Persistent well failures on Eastern Shore fraying nerves

August 2007

U.S. Water News Online

PRINCESS ANNE, Md. -- Two months after water wells around Somerset and Wicomico counties started going dry, local officials say the well failures are spreading, and they've asked the state to step in and help.

More than 120 wells have gone dry since May, according to The Salisbury Daily Times. The affected homes relied on water from the Manokin aquifer, and officials are trying to figure out what's causing the problem.

"This is a warning sign that something dramatic has happened in the Manokin aquifer," said Robin Street, manager of the Somerset County Sanitary District, who has been compiling a list of 93 failed wells in Somerset County.

Local officials have identified two possible culprits -- a sod farm and a state prison that are drawing water from the aquifer. As the dry-well situation gets worse, officials say the state needs to step in and help residents with no water.

Somerset County Commissioners have asked Gov. Martin O'Malley to halt the use of the Manokin aquifer by the sod farm as well as Eastern Correctional Institution in Princess Anne, which is pumping more than 10 times what is permitted.

Somerset County Commissioners have asked the governor in a letter for funding to help residents pay for new wells.

O'Malley spokesman Rick Abbruzzese told the Daily Times that the governor was aware of the well problem. Abbruzzese said the state Department of the Environment was investigating, but he didn't say whether aid would come to the people with dry wells.

Wicomico County Executive Rick Pollitt is appealing to the governor to ease the income requirements for state grants and loans so that funds are available to anyone with well problems.

Some residents say the state may be to blame for the dry wells. That's because the state Department of the Environment approved water permits for the prison and the sod farm despite local objections, the Daily Times reported.

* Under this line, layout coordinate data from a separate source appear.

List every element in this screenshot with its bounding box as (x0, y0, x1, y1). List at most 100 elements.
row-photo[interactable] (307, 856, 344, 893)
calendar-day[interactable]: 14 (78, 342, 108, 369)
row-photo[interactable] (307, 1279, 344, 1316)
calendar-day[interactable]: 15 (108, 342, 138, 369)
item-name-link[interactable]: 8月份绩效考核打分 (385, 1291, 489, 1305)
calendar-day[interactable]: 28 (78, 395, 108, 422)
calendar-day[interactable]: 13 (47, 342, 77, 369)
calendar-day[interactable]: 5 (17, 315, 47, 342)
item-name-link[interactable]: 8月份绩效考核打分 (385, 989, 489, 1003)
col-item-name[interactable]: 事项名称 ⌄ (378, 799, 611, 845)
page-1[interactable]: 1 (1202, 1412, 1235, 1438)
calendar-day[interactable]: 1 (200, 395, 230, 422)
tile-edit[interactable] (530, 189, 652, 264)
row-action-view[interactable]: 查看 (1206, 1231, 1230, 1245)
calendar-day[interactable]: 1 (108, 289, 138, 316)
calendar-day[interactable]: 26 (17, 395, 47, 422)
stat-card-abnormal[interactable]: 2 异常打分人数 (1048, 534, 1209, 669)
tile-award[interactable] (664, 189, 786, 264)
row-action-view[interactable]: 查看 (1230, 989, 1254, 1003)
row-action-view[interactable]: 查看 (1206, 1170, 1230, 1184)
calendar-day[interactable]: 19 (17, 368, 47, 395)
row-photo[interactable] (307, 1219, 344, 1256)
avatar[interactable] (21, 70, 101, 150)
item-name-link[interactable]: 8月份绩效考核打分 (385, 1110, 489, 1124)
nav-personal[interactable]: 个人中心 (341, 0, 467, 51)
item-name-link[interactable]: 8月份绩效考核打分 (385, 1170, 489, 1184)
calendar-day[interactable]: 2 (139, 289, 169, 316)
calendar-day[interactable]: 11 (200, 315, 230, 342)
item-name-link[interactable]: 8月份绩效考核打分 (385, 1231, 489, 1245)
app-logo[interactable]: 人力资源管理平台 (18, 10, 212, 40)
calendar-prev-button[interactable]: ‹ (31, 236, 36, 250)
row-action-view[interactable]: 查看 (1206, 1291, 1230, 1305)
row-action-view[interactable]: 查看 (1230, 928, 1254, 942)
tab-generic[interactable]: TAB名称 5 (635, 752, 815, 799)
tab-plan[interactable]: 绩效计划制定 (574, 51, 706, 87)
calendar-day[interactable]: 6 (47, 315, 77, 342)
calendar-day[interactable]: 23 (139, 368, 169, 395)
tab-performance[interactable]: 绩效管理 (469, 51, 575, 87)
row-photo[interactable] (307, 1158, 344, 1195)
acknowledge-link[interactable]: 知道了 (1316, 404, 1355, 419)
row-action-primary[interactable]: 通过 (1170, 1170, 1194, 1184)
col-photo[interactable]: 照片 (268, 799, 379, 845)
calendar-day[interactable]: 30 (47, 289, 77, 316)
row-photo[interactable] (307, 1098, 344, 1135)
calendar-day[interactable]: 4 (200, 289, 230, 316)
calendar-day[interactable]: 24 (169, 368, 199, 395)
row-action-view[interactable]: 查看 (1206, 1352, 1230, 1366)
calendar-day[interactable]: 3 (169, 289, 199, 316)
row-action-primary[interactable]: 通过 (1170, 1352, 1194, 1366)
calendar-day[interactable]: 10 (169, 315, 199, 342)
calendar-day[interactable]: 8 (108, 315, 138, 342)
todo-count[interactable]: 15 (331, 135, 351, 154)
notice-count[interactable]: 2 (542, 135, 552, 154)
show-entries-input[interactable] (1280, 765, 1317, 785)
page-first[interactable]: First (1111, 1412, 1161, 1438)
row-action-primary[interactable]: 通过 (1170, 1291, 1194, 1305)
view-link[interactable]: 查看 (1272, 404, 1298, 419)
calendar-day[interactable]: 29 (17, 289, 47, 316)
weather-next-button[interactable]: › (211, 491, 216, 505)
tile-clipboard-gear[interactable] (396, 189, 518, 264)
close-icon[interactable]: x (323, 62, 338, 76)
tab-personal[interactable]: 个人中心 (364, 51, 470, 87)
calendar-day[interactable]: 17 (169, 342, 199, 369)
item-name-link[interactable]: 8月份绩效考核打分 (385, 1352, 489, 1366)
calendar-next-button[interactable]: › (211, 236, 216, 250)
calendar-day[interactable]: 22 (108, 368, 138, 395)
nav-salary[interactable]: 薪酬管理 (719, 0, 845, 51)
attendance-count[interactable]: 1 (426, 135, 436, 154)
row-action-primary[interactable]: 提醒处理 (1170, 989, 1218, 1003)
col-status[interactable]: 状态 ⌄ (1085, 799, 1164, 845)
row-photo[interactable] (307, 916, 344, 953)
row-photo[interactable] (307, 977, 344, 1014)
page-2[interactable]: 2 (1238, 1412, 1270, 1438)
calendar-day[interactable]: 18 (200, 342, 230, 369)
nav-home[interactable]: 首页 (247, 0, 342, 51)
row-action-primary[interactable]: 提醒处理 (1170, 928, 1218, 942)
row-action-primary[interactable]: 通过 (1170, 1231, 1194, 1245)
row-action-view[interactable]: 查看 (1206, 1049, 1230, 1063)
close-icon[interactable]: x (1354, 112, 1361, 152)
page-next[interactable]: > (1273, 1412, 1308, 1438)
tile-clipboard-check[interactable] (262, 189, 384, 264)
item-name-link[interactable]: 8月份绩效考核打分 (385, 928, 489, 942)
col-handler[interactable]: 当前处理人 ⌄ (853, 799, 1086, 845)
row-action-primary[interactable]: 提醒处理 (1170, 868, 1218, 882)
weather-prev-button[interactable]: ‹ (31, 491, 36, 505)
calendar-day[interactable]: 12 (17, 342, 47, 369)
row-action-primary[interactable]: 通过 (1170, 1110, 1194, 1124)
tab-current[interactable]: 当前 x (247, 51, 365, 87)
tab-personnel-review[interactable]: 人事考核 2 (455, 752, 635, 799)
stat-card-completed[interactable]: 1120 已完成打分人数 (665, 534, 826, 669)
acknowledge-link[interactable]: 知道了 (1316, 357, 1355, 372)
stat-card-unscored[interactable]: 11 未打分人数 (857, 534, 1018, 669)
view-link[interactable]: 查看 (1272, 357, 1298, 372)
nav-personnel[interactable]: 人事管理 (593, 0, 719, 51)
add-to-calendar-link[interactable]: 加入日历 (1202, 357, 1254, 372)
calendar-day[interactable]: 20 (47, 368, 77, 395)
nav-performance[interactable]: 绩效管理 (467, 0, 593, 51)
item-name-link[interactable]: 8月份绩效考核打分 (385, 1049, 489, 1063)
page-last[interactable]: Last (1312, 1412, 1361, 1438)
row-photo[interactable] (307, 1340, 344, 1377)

"We have concerns that approval of this well, to be used for farm irrigation, could have an adverse effect upon the water supply in the northern section of Somerset County," then-County Administrator Charles Massey said in an April 2004 letter to MDE.

Two years later, another letter to MDE from the Sanitary District objected to the prison's use of the Manokin aquifer, which was causing a drop in the wells used by Princess Anne's public water system.

Some residents say the state should repeat its action in 1987, when the state reimbursed residents within a 5-mile radius of the prison for similar well problems. Resident Pam Hutchinson said the state should again waive income requirements for assistance to people with well failures.

"It shouldn't make any difference what income level you're in," she said.

Somerset County Commissioner Rex Simpkins said the county has requested another meeting with MDE later on Aug. 14 and are waiting for a reply.

In June, a hydrogeologist hired to evaluate the problem reported he was concerned that if the Sanitary District, the prison and the sod farm are all drawing water from the same aquifer, then it could create a condition known as mining, in which more water is pumped out than can be replenished by natural means.

Wicomico resident Bill Ryan still has a working well but said the government, both state and local, should do more to preserve the water supply through growth management and watering bans when necessary.

"The government's not doing its job," Ryan said.